Poor Burke Russell, she saw, was still lying on the eastern catwalk. Three dead Indians were sprawled there now to keep him company, though. She was a bit more hardened to such sights than she had been just a short time ago. But what she saw in the cheerful June sky beyond the palisade made her body go clammy-cold with horror.

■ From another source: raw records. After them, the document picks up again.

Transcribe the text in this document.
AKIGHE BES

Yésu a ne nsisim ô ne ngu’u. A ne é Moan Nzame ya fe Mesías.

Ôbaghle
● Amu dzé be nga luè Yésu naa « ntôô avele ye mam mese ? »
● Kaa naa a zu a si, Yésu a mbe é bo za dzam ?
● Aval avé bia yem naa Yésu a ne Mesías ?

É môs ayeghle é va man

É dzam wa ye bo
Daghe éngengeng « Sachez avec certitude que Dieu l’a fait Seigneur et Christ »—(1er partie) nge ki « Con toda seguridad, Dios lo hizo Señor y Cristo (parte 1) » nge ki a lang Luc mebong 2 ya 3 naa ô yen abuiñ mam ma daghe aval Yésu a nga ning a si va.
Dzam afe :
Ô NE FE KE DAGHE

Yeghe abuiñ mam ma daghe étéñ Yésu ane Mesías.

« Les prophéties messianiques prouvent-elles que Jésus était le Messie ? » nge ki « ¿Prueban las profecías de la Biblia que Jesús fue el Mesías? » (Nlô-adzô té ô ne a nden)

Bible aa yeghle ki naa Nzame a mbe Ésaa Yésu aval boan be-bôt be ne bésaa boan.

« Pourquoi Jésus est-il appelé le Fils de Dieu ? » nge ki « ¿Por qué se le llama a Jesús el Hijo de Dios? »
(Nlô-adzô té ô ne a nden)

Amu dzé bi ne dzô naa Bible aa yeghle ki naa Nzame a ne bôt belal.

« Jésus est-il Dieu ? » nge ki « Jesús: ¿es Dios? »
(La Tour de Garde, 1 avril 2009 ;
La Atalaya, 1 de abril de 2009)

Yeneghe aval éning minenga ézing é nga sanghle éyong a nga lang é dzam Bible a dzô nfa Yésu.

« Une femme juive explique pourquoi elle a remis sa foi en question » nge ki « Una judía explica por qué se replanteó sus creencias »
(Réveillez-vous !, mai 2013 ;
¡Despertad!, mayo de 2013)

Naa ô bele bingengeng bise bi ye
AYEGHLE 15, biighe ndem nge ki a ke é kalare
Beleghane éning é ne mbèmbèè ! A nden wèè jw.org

A rope of thick, black smoke coiled upward, twisting this way and that, spreading till it seemed to stain the entire eastern quarter of the sky. The palisade was too high for her to see the fire itself, though red tongues of flame shot up now and again in the midst of the smoke. But she had no doubt at all about where the fire was.
"They're burning Victoire!" She started to cry.
She felt Frank's hand patting her shoulder, and turned.
"I was hoping the people of Victoire might be able to hold out," she said.
Frank put his arm around her. "Nicole, I'm sorry, it's pretty likely the only people left alive from Victoire are already here. Lucky most of them could outrun the Indians and get here."
"But, Frank, what's happened to the rest of them—Marchette, Clarissa—are they all dead?"
Frank didn't answer. He just stood there holding her.
Grief weighed on her like a cloak of iron. If she hadn't had Frank to lean against, she would surely have fallen to the floor. She looked out again and saw other, more distant columns of smoke. The Indians must have come from the east and struck every farmhouse they came across. They had surely destroyed Philip Hale's church. Poor Nancy!